Caspit a déclaré que juste après la formation du gouvernement de Netanyahu, Ashkenazi se propose de lui dire que Tsahal refuse la notion même d’attaquer l’Iran. C’est-à-dire, selon Caspit, en arrivant à son poste, Netanyahu trouvera un chef d’Etat Major Général se tenant au coude à coude avec Obama et Peres dans une tentative pour le renverser

Ne vous étonnez pas que Kadima ait désormais trouvé une idéologie.

Si Netanyahu veut survivre à son poste et accomplir vraiment les objectifs clairs qu’il a fixés à son gouvernement, il doit commencer par vendre de façon dynamique son programme au public. Ce faisant, il construira le type de crédibilité publique dont il a besoin pour empêcher Ashkenazi de se rebeller contre lui. Ashkenazi mis sur la touche, Peres et Obama disposeront d’une moindre capacité directe pour empêcher Israël d’attaquer l’Iran.
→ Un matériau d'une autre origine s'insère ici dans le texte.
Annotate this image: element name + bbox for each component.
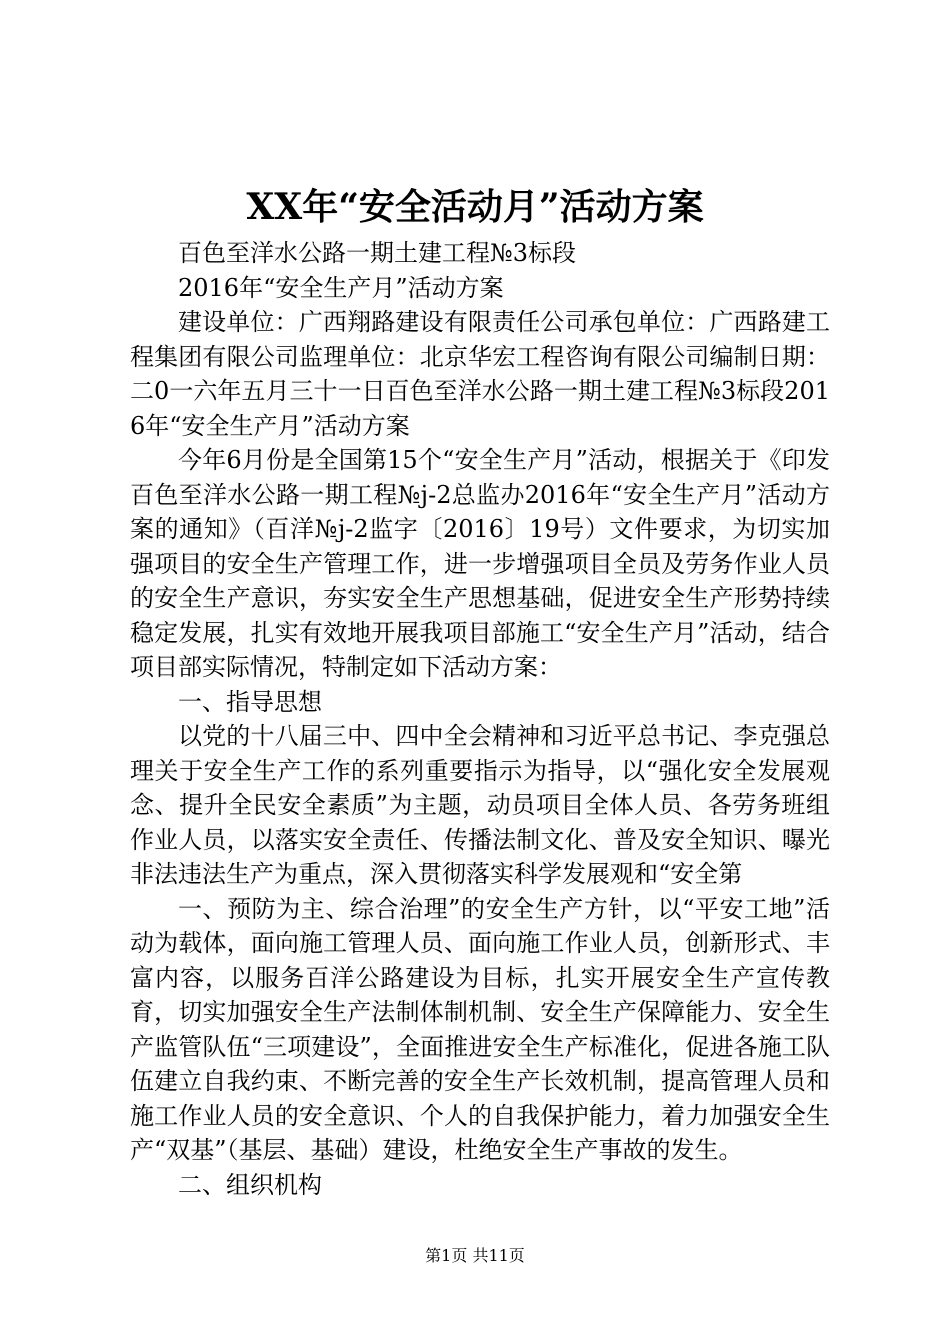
paragraph-project-name: 百色至洋水公路一期土建工程№3标段 bbox=[178, 239, 576, 267]
document-body bbox=[130, 236, 830, 1202]
section-heading-guiding-ideology: 一、指导思想 bbox=[178, 687, 322, 716]
section-heading-organization: 二、组织机构 bbox=[178, 1170, 322, 1199]
paragraph-plan-title: 2016年“安全生产月”活动方案 bbox=[178, 273, 504, 302]
page-number-footer: 第1页 共11页 bbox=[425, 1246, 525, 1265]
paragraph-introduction: 今年6月份是全国第15个“安全生产月”活动，根据关于《印发百色至洋水公路一期工程№j-2总监办2016年“安全生产月”活动方案的通知》（百洋№j-2监字〔2016〕19号）文件要求，为切实加强项目的安全生产管理工作，进一步增强项目全员及劳务作业人员的安全生产意识，夯实安全生产思想基础，促进安全生产形势持续稳定发展，扎实有效地开展我项目部施工“安全生产月”活动，结合项目部实际情况，特制定如下活动方案： bbox=[130, 446, 830, 681]
document-title: XX年“安全活动月”活动方案 bbox=[246, 186, 704, 228]
paragraph-guiding-ideology: 以党的十八届三中、四中全会精神和习近平总书记、李克强总理关于安全生产工作的系列重要指示为指导，以“强化安全发展观念、提升全民安全素质”为主题，动员项目全体人员、各劳务班组作业人员，以落实安全责任、传播法制文化、普及安全知识、曝光非法违法生产为重点，深入贯彻落实科学发展观和“安全第 bbox=[130, 722, 830, 888]
paragraph-units-info: 建设单位：广西翔路建设有限责任公司承包单位：广西路建工程集团有限公司监理单位：北京华宏工程咨询有限公司编制日期：二0一六年五月三十一日百色至洋水公路一期土建工程№3标段2016年“安全生产月”活动方案 bbox=[130, 308, 830, 440]
paragraph-safety-policy: 一、预防为主、综合治理”的安全生产方针，以“平安工地”活动为载体，面向施工管理人员、面向施工作业人员，创新形式、丰富内容，以服务百洋公路建设为目标，扎实开展安全生产宣传教育，切实加强安全生产法制体制机制、安全生产保障能力、安全生产监管队伍“三项建设”，全面推进安全生产标准化，促进各施工队伍建立自我约束、不断完善的安全生产长效机制，提高管理人员和施工作业人员的安全意识、个人的自我保护能力，着力加强安全生产“双基”（基层、基础）建设，杜绝安全生产事故的发生。 bbox=[130, 894, 830, 1164]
Pendant la campagne, Netanyahu a choisi de garder profil bas sur ses espoirs de neutraliser les critiques des media en déniant leurs titres. A ce moment-là, il y avait une justification à cette stratégie. Mais maintenant qu’il forme le prochain gouvernement, le public doit savoir pourquoi il veut ce qu’il projette de faire et pourquoi nous devons le soutenir. Autrement, Kadima a raison. Il n’y a pas de raison de se joindre au gouvernement.